On Mon, 2013-07-29 at 15:02 -0600, Bjorn Helgaas wrote:
> On Mon, Jul 29, 2013 at 10:06 AM, Alex Williamson
> <alex.williamson@xxxxxxxxxx> wrote:
> > On Fri, 2013-07-26 at 15:54 -0600, Bjorn Helgaas wrote:
> >> On Thu, Jul 25, 2013 at 11:56:56AM -0600, Alex Williamson wrote:
>
> >> The "most closely associated device" idea seems confusing to
> >> describe and think about. I think you want to use it as part of
> >> grouping devices into domains. But I think we should attack that
> >> problem separately. For grouping or isolation questions, we have
> >> to pay attention to things like ACS, which are not relevant for
> >> mapping.
> >
> > We are only touch isolation insofar as providing an interface for a
> > driver to determine the point in the PCI topology where the requester ID
> > is rooted. Yes, grouping can make use of that, but I object to the idea
> > that we're approaching some slippery slope of rolling multiple concepts
> > into this patch. What I'm proposing here is strictly a requester ID
> > interface. I believe that providing a way for a caller to determine
> > that two devices have a requester ID rooted at the same point in the PCI
> > topology is directly relevant to that interface.
> >
> > pci_find_upstream_pcie_bridge() attempts to do this same thing.
> > Unfortunately, the interface is convoluted, it doesn't handle quirks,
> > and it requires a great deal of work by the caller to then walk the
> > topology and create requester IDs at each step. This also indicates
> > that at each step, the requester ID is associated with some pci_dev.
> > Providing a pci_dev is simply showing our work and providing context to
> > the requester ID (ie. here's the requester ID and the step along the
> > path from which it was derived. Here's your top level requester ID and
> > the point in the topology where it's based).
>
> What does the driver *do* with the pci_dev? If it's not necessary,
> then showing our work and providing context just complicates the
> interface and creates opportunities for mistakes. If we're creating
> IOMMU mappings, only the requester ID is needed.
It's true, I don't have a use for the pci_dev in
pci_dev_for_each_requester_id() today. But I think providing the
context for a requester ID is valuable information. Otherwise we have
to make assumptions about the requester ID. For example, if I have
devices in different PCI segments with the same requester ID the
callback function only knows that those are actually different requester
IDs from information the caller provides itself in the opaque pointer.
This is the case with intel-iommu, but why would we design an API that
requires the caller to provide that kind of context? I also provide the
pci_dev because I think both the pci_dev_for_each_requester_id() and
pci_get_visible_pcie_requester() should provide similar APIs. There's
an association of a requester ID to a pci_dev. Why hide that?
> I think you used get_domain_for_dev() and intel_iommu_add_device() as
> examples, but as far as I can tell, they use the pci_dev as a way to
> learn about isolation.
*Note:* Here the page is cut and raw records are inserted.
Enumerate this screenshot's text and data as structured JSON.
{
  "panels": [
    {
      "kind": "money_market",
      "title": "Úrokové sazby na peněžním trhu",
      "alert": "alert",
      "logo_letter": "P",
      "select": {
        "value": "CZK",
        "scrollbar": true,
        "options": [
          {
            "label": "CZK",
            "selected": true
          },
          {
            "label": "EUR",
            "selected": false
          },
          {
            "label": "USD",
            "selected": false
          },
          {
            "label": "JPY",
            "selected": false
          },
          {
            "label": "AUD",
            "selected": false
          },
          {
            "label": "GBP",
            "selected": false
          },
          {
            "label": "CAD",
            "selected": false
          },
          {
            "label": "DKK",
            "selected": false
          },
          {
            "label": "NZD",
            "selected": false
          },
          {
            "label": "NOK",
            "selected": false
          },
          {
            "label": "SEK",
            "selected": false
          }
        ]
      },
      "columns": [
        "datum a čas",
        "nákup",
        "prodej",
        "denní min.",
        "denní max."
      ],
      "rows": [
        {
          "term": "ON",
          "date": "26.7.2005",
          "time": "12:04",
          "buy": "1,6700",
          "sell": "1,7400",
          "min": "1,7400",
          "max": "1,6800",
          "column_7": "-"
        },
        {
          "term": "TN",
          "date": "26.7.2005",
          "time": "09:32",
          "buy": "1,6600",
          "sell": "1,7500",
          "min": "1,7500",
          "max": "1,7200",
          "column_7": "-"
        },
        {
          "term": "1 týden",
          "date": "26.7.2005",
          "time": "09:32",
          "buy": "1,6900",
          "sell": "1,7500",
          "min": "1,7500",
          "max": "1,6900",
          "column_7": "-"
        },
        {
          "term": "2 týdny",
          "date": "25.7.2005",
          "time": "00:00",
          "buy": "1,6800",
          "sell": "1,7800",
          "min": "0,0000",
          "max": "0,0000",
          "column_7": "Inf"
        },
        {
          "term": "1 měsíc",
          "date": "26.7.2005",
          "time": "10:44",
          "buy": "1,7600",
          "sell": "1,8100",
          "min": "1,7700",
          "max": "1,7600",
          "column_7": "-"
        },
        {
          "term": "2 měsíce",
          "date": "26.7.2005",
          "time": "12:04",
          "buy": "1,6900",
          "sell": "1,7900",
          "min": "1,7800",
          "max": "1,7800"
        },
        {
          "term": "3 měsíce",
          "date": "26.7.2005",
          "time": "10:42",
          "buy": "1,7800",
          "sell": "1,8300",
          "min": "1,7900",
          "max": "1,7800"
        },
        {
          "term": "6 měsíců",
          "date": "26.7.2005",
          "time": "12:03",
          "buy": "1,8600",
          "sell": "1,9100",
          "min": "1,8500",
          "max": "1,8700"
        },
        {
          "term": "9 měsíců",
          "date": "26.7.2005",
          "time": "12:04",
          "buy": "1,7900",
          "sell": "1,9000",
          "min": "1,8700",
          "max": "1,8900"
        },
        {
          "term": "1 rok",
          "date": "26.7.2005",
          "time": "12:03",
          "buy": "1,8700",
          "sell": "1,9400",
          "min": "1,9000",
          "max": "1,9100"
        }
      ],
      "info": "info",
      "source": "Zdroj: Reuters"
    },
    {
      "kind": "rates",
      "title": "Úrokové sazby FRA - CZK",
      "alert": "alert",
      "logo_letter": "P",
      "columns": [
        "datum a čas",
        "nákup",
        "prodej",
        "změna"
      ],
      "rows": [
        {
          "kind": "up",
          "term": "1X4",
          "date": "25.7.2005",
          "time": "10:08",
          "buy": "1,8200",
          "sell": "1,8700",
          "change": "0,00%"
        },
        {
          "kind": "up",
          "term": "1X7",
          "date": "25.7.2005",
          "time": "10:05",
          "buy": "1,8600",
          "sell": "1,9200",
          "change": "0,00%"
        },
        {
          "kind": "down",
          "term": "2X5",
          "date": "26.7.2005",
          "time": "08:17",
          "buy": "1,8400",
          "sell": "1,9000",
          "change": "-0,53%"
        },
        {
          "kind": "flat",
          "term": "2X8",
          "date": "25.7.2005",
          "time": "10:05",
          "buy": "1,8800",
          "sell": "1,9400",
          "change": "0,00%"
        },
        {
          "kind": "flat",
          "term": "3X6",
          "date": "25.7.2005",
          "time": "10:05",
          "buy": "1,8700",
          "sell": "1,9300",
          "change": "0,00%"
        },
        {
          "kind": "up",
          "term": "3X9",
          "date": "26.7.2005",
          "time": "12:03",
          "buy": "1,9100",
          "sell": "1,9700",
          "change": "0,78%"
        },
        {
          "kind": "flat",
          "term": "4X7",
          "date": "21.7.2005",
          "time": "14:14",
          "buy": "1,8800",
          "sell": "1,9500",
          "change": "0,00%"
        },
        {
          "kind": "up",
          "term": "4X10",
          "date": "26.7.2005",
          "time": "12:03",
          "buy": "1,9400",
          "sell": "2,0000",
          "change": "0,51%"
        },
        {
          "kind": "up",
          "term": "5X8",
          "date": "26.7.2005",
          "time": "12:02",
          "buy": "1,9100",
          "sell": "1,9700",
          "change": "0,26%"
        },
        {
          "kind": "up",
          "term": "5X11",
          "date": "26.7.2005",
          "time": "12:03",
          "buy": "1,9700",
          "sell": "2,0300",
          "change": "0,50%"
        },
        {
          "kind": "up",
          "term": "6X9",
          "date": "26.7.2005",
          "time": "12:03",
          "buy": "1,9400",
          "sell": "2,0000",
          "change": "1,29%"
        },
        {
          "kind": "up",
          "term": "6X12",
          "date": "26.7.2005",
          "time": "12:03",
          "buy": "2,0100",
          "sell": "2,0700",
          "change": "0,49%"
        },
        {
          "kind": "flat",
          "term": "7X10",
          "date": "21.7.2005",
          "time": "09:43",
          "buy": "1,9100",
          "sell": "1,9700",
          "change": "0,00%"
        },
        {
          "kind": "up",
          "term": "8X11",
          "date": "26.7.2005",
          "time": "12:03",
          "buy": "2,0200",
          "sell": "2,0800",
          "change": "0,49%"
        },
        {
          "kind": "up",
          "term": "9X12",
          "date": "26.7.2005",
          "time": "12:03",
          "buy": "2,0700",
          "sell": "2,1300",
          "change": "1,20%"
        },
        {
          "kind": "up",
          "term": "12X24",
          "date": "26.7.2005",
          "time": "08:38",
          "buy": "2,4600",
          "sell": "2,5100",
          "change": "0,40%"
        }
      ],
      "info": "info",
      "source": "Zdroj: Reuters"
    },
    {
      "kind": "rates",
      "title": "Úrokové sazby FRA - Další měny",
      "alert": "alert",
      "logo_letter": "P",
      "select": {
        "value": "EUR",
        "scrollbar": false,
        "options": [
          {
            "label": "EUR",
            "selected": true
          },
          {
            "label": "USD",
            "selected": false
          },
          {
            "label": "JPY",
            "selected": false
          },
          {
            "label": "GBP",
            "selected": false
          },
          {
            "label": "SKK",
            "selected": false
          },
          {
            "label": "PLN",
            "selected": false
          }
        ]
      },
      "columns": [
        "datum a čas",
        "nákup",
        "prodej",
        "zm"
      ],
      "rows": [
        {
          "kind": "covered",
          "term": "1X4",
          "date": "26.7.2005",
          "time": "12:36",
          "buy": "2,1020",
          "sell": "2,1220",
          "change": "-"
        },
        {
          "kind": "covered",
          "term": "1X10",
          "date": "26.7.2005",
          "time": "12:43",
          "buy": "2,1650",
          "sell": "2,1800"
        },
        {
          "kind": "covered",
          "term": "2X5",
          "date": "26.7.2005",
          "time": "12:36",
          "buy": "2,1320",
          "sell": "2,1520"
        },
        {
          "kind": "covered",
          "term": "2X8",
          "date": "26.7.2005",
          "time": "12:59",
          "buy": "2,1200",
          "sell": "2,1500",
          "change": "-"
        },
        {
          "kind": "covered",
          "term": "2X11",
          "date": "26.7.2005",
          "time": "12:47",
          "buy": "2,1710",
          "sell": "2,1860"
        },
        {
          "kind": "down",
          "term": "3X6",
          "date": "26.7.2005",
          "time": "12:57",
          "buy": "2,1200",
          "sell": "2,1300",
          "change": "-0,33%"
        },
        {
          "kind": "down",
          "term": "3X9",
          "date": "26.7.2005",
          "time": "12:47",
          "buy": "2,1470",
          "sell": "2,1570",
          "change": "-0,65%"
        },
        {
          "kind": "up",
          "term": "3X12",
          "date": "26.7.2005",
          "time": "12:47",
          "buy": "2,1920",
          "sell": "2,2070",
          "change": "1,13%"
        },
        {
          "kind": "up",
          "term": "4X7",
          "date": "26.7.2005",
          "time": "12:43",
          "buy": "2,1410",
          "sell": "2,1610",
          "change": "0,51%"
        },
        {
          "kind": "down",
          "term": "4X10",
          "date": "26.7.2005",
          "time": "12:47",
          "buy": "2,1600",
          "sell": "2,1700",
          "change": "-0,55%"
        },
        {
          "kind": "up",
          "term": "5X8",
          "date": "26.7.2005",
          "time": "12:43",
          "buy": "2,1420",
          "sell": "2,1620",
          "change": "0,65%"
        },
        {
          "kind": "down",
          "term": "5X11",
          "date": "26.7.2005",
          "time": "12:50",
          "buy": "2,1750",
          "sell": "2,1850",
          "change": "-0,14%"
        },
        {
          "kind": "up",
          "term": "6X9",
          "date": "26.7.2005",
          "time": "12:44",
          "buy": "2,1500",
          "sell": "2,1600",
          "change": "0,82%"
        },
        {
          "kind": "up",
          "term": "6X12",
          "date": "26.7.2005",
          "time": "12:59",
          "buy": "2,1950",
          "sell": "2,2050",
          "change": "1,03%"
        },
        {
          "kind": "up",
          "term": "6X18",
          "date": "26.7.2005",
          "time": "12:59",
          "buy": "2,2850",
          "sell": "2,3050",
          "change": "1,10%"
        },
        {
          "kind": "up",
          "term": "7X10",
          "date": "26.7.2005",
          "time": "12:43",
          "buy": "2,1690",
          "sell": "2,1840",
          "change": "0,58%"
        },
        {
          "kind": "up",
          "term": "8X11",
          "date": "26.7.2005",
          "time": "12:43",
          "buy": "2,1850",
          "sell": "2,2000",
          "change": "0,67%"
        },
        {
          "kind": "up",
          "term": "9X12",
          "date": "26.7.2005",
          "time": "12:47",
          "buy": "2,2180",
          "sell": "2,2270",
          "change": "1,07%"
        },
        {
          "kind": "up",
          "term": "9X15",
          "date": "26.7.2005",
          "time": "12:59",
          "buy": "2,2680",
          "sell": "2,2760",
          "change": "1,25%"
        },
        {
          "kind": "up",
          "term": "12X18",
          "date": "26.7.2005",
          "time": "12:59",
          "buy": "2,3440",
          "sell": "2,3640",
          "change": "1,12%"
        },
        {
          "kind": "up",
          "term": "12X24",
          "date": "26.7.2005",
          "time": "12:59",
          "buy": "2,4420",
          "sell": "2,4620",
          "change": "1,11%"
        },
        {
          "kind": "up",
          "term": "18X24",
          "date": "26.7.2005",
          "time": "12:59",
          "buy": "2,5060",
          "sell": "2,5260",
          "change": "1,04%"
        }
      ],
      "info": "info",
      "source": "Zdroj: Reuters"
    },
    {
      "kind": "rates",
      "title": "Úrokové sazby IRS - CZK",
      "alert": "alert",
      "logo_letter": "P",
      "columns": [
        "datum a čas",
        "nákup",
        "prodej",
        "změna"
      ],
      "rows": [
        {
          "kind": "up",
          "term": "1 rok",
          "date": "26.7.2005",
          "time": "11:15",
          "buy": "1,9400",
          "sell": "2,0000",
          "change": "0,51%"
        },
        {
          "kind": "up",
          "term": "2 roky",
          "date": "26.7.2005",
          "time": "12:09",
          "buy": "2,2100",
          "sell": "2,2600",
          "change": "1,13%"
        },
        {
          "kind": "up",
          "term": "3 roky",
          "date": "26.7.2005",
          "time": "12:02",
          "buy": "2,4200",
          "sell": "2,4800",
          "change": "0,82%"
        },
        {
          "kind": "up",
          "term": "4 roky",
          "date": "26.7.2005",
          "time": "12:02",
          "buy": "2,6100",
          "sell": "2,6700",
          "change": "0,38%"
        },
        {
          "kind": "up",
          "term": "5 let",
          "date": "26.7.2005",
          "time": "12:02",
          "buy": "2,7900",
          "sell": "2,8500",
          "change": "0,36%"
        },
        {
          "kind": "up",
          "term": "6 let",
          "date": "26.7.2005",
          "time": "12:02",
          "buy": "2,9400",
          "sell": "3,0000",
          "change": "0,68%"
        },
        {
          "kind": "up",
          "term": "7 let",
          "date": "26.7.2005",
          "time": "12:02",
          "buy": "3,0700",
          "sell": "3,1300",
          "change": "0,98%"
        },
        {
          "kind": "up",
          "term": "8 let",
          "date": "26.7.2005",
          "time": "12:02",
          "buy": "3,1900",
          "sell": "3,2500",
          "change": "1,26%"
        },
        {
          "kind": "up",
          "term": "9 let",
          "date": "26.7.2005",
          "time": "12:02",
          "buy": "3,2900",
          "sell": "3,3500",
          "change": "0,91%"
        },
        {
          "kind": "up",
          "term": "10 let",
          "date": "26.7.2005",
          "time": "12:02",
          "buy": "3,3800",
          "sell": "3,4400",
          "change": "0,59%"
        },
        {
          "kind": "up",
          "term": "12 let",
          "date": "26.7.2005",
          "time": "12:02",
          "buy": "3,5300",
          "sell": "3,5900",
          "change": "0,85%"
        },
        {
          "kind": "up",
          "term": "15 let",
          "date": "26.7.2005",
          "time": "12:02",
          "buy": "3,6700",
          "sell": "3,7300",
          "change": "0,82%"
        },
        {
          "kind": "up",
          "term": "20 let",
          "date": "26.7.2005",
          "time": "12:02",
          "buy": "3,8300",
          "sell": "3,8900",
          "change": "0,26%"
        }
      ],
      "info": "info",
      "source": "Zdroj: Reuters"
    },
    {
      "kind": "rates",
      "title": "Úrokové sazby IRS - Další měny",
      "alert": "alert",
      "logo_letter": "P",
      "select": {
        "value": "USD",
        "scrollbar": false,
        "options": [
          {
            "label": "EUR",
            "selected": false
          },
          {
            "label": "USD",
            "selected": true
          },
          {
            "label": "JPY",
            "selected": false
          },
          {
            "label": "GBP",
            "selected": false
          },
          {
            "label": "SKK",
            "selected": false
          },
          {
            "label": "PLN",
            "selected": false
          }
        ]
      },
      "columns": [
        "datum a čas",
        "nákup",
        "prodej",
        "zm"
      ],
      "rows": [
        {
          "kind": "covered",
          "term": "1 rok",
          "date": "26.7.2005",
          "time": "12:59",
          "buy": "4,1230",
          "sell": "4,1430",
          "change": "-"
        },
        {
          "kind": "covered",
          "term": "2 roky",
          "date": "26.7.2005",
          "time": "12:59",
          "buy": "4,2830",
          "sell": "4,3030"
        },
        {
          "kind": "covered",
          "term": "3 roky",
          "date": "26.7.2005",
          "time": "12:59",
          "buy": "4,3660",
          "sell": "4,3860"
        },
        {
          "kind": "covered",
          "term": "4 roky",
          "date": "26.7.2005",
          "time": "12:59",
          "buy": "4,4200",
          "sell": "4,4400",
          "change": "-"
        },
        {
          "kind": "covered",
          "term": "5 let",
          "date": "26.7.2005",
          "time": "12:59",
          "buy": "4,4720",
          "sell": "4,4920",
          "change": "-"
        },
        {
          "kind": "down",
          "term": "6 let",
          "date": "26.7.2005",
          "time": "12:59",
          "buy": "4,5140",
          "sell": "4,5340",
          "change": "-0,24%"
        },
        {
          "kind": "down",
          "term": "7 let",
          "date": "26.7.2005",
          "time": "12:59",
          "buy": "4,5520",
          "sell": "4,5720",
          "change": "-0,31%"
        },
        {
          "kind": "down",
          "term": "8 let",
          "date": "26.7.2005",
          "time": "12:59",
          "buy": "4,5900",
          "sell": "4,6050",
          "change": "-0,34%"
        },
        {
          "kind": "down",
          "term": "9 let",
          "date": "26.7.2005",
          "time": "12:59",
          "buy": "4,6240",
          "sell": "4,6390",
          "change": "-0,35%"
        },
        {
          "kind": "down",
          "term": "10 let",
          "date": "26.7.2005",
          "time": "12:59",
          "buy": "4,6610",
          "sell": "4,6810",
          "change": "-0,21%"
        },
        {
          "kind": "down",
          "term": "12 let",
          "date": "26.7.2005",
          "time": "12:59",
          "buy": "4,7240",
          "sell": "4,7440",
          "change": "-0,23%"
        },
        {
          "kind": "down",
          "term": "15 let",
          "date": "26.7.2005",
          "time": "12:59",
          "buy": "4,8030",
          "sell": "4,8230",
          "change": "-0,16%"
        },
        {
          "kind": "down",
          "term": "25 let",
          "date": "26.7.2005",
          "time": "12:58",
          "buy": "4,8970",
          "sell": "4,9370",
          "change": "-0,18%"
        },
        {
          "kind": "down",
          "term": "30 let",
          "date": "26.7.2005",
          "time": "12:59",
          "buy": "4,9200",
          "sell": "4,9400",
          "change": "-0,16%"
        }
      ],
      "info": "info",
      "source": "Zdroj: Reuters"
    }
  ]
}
For that purpose, I don't think you want an
> iterator -- you only want to know about the single pci_dev that's the
> root of the isolation domain, and requester IDs really aren't
> relevant.
See get_domain_for_dev() in patch 2/2. It uses the returned pci_dev to
know whether the requester ID is rooted upstream or at the device
itself. If upstream, it then uses the requester ID to search for an
existing domain. The requester ID is relevant here. If the returned
pci_dev is the device itself, it proceeds to allocate a domain because
the code path has already checked whether the device itself belongs to a
domain.
The use in intel_iommu_add_device() doesn't use the requester ID, it
only wants the pci_dev since it needs to then search above that for
additional isolation capabilities. That interface only wants to know
the point in the topology where we have bus level granularity of
devices, so it doesn't care about the actual requester ID.
> >> > If we look at an endpoint device like A, only A
> >> > has A's requester ID. Therefore, why would for_each_requester_id(A)
> >> > traverse up to Y?
> >>
> >> Even if A is a PCIe device, we have to traverse upwards to find any
> >> bridges that might drop A's requester ID or take ownership, e.g., if
> >> we have this:
> >>
> >> 00:1c.0 PCIe-to-PCI bridge to [bus 01-02]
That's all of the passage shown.